Change Healthcare Attack: Recovery Woes; Lawsuits Pile Up
Company Makes Progress Restoring IT Services, But Disruption Lingers
Marianne Kolbasuk McGee (HealthInfoSec) • April 5, 2024
While many systems are back online, the disruption is still being felt by many organizations that depend upon the company’s services.
“While IT services are being restored, the reality is healthcare billing is way behind,” said Errol Weiss, chief security officer of the Health Information Sharing and Analysis Center.
“I just had a medical appointment this morning and learned their insurance filings are still being held up. They’re shifting to paper-based filings and dreading the day they have to reconcile everything,” he told Information Security Media Group on Friday.
“Just talk to your friends and family and no doubt you’ll hear people are still having problems getting prescriptions filled and procedures scheduled.”
Complex Interdependencies
The Change Healthcare incident has shown the need to take a comprehensive look at the complexities and interdependencies of the U.S. healthcare ecosystem to ensure healthcare remains resilient from cyberattacks and continues to provide safe, secure and timely patient care, Weiss said.
“Health-ISAC is encouraging the creation of a public/private task force to complete a systemic risk analysis across the healthcare and public health sector, funded by the Department of Health and Human Services – similar to what was done in the financial services sector over a decade ago,” he said.
“The healthcare and public health sector needs to take a holistic look at how to bolster resilience in the face of sustained and increasing cybersecurity risk,” Weiss said.

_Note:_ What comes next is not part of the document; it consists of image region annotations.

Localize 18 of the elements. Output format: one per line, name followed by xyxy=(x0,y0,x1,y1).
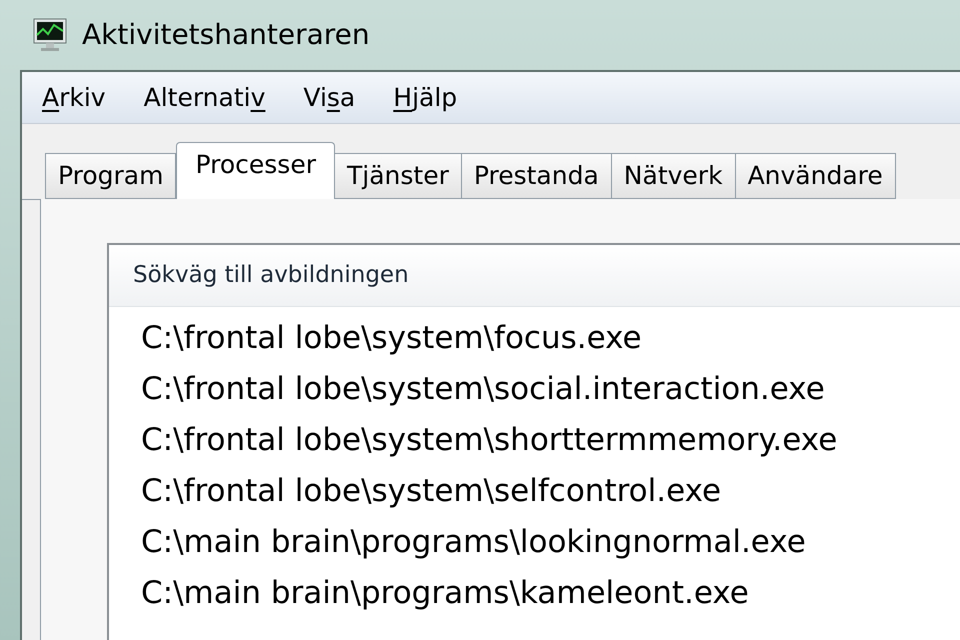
tab[interactable]: Nätverk xyxy=(610,153,736,199)
table-cell-text: C:\main brain\programs\lookingnormal.exe xyxy=(141,523,806,562)
tab[interactable]: Tjänster xyxy=(334,153,462,199)
column-header[interactable]: Sökväg till avbildningen xyxy=(133,258,409,293)
menu-item[interactable]: Hjälp xyxy=(393,78,458,116)
table-cell-text: C:\frontal lobe\system\focus.exe xyxy=(141,319,642,358)
table-cell-text: C:\frontal lobe\system\social.interaction.exe xyxy=(141,370,825,409)
tab[interactable]: Användare xyxy=(734,153,896,199)
table-cell-text: C:\frontal lobe\system\selfcontrol.exe xyxy=(141,472,722,511)
table-cell-text: C:\frontal lobe\system\shorttermmemory.exe xyxy=(141,421,838,460)
tab[interactable]: Prestanda xyxy=(460,153,612,199)
menu-item[interactable]: Arkiv xyxy=(42,78,106,116)
tab[interactable]: Processer xyxy=(176,142,335,200)
menu-item[interactable]: Visa xyxy=(303,78,356,116)
tab[interactable]: Program xyxy=(45,153,176,199)
window-title: Aktivitetshanteraren xyxy=(82,17,370,53)
table-cell-text: C:\main brain\programs\kameleont.exe xyxy=(141,574,749,613)
menu-item[interactable]: Alternativ xyxy=(144,78,266,116)
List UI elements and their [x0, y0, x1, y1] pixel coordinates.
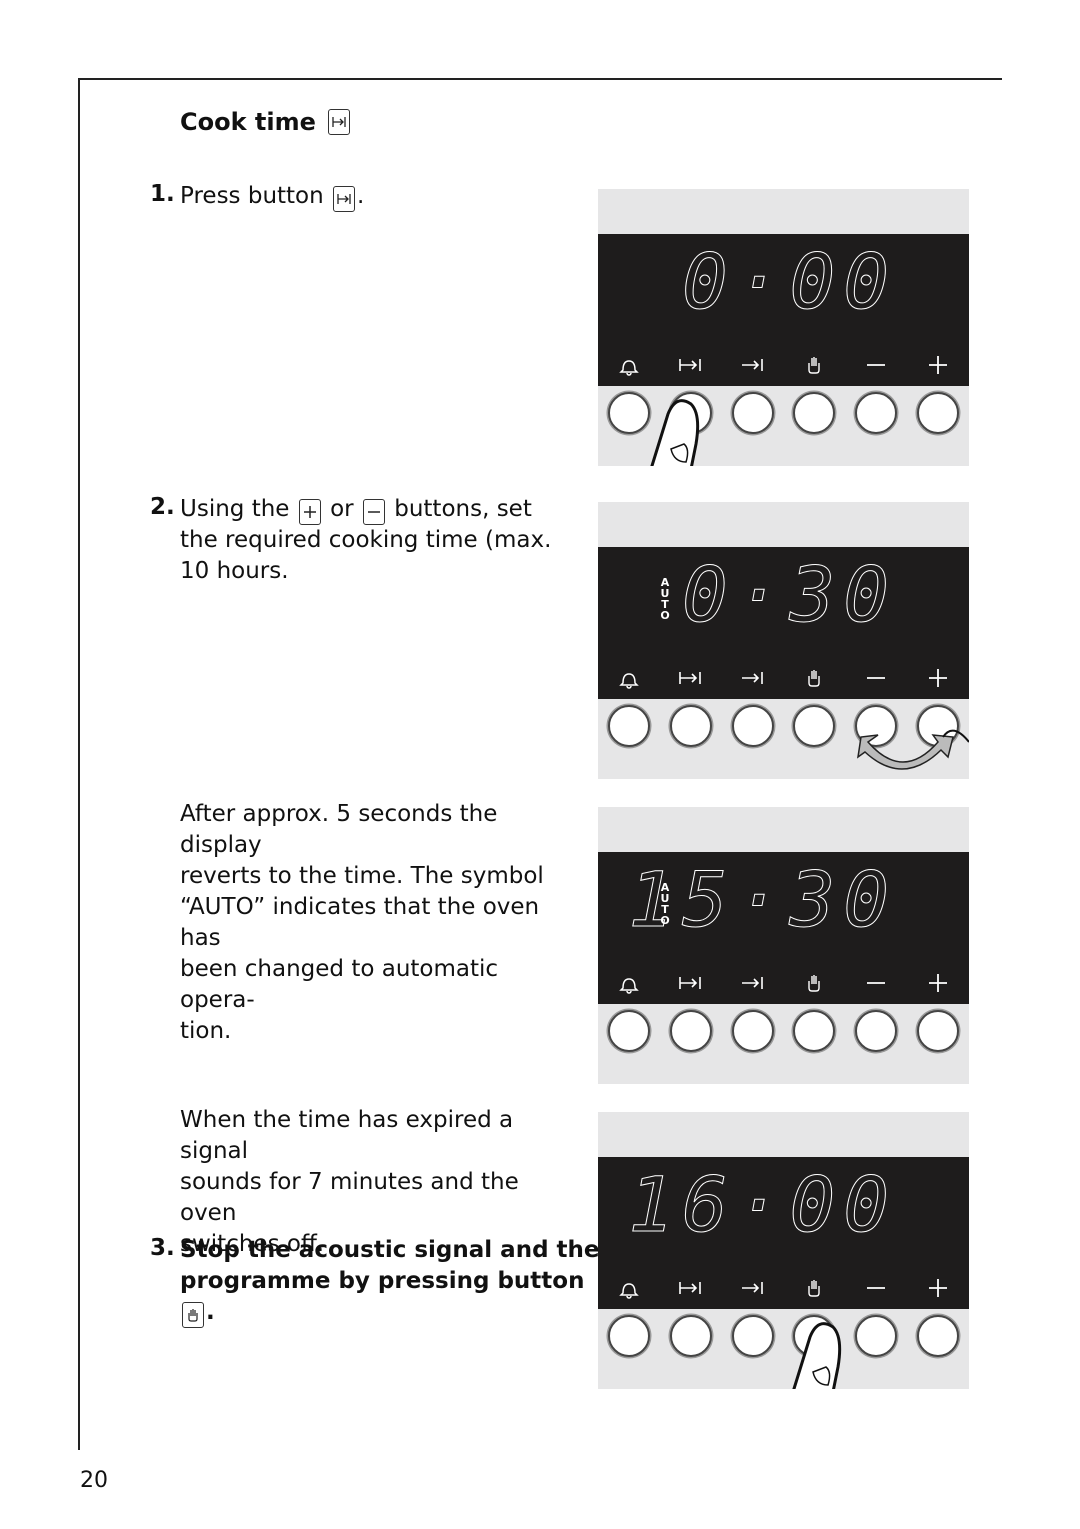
plus-icon — [298, 499, 321, 525]
time-display: 0·00 — [681, 237, 897, 326]
step-text: buttons, set — [394, 496, 532, 522]
cook-time-button[interactable] — [660, 705, 722, 747]
step-2-text: Using the or buttons, set the required c… — [180, 494, 580, 587]
step-number: 2. — [150, 494, 175, 520]
bell-button[interactable] — [598, 705, 660, 747]
oven-panel-illustration: A U T O 0·30 — [598, 502, 969, 779]
cook-time-icon — [660, 1273, 722, 1303]
auto-indicator: AUTO — [660, 576, 670, 622]
step-text-end: . — [206, 1299, 215, 1325]
display-screen: A U T O 0·30 — [598, 547, 969, 699]
hand-stop-icon — [783, 968, 845, 998]
minus-icon — [845, 350, 907, 380]
bell-icon — [598, 350, 660, 380]
hand-stop-icon — [783, 350, 845, 380]
end-time-button[interactable] — [722, 392, 784, 434]
rotate-arrow-icon — [856, 729, 969, 770]
para-line: After approx. 5 seconds the display — [180, 801, 498, 858]
para-line: tion. — [180, 1018, 232, 1044]
cook-time-icon — [660, 968, 722, 998]
hand-stop-button[interactable] — [783, 705, 845, 747]
display-screen: 0·00 — [598, 234, 969, 386]
auto-paragraph: After approx. 5 seconds the display reve… — [180, 799, 580, 1047]
display-digits: 16·00 — [628, 1160, 897, 1249]
bell-icon — [598, 1273, 660, 1303]
plus-button[interactable] — [907, 1010, 969, 1052]
step-text: 10 hours. — [180, 558, 289, 584]
hand-stop-icon — [783, 663, 845, 693]
end-time-button[interactable] — [722, 705, 784, 747]
cook-time-icon — [327, 109, 350, 135]
heading-title: Cook time — [180, 108, 316, 136]
section-heading: Cook time — [180, 108, 352, 136]
para-line: “AUTO” indicates that the oven has — [180, 894, 540, 951]
plus-icon — [907, 968, 969, 998]
step-text: Using the — [180, 496, 290, 522]
step-text: the required cooking time (max. — [180, 527, 552, 553]
end-time-icon — [722, 663, 784, 693]
time-display: 0·30 — [681, 550, 897, 639]
end-time-button[interactable] — [722, 1315, 784, 1357]
finger-icon — [792, 1322, 842, 1389]
para-line: reverts to the time. The symbol — [180, 863, 544, 889]
hand-stop-icon — [783, 1273, 845, 1303]
oven-panel-illustration: 0·00 — [598, 189, 969, 466]
hand-stop-icon — [182, 1302, 204, 1328]
end-time-icon — [722, 350, 784, 380]
display-digits: 15·30 — [628, 855, 897, 944]
finger-icon — [650, 399, 700, 466]
cook-time-button[interactable] — [660, 1315, 722, 1357]
display-digits: 0·30 — [681, 550, 897, 639]
display-digits: 0·00 — [681, 237, 897, 326]
step-number: 1. — [150, 181, 175, 207]
plus-button[interactable] — [907, 1315, 969, 1357]
minus-icon — [845, 968, 907, 998]
plus-icon — [907, 663, 969, 693]
display-screen: 16·00 — [598, 1157, 969, 1309]
plus-icon — [907, 1273, 969, 1303]
hand-stop-button[interactable] — [783, 1010, 845, 1052]
oven-panel-illustration: A U T O 15·30 — [598, 807, 969, 1084]
para-line: sounds for 7 minutes and the oven — [180, 1169, 519, 1226]
display-screen: A U T O 15·30 — [598, 852, 969, 1004]
time-display: 15·30 — [628, 855, 897, 944]
step-text: programme by pressing button — [180, 1268, 585, 1294]
bell-icon — [598, 663, 660, 693]
cook-time-button[interactable] — [660, 1010, 722, 1052]
para-line: When the time has expired a signal — [180, 1107, 514, 1164]
para-line: been changed to automatic opera- — [180, 956, 499, 1013]
step-3-text: Stop the acoustic signal and the program… — [180, 1235, 600, 1328]
step-text: or — [330, 496, 354, 522]
minus-icon — [845, 663, 907, 693]
minus-button[interactable] — [845, 392, 907, 434]
step-text: Stop the acoustic signal and the — [180, 1237, 600, 1263]
minus-icon — [845, 1273, 907, 1303]
step-text: Press button — [180, 183, 324, 209]
cook-time-icon — [660, 350, 722, 380]
hand-stop-button[interactable] — [783, 392, 845, 434]
cook-time-icon — [333, 186, 356, 212]
plus-icon — [907, 350, 969, 380]
oven-panel-illustration: 16·00 — [598, 1112, 969, 1389]
step-1-text: Press button . — [180, 181, 580, 212]
bell-button[interactable] — [598, 1010, 660, 1052]
step-text-end: . — [357, 183, 365, 209]
time-display: 16·00 — [628, 1160, 897, 1249]
left-rule — [78, 78, 80, 1450]
minus-icon — [362, 499, 385, 525]
minus-button[interactable] — [845, 1010, 907, 1052]
end-time-button[interactable] — [722, 1010, 784, 1052]
page-number: 20 — [80, 1468, 108, 1493]
bell-icon — [598, 968, 660, 998]
bell-button[interactable] — [598, 1315, 660, 1357]
top-rule — [78, 78, 1002, 80]
end-time-icon — [722, 1273, 784, 1303]
plus-button[interactable] — [907, 392, 969, 434]
step-number: 3. — [150, 1235, 175, 1261]
cook-time-icon — [660, 663, 722, 693]
end-time-icon — [722, 968, 784, 998]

“The Department of Homeland Security, in coordination with CISA and other government agencies, should convene a public/private task force to identify and analyze systemic risks across the sector and recommend near- and long-term actions to ensure the sector is resilient.”
The U.S. Treasury Department conducted a similar study of systemic risk in the financial services sector around 2010, Weiss said. “The information gleaned from these reports proved instrumental in ensuring that the expenditure of resources, regulatory action and best practices are aligned to mitigate the most significant risks.”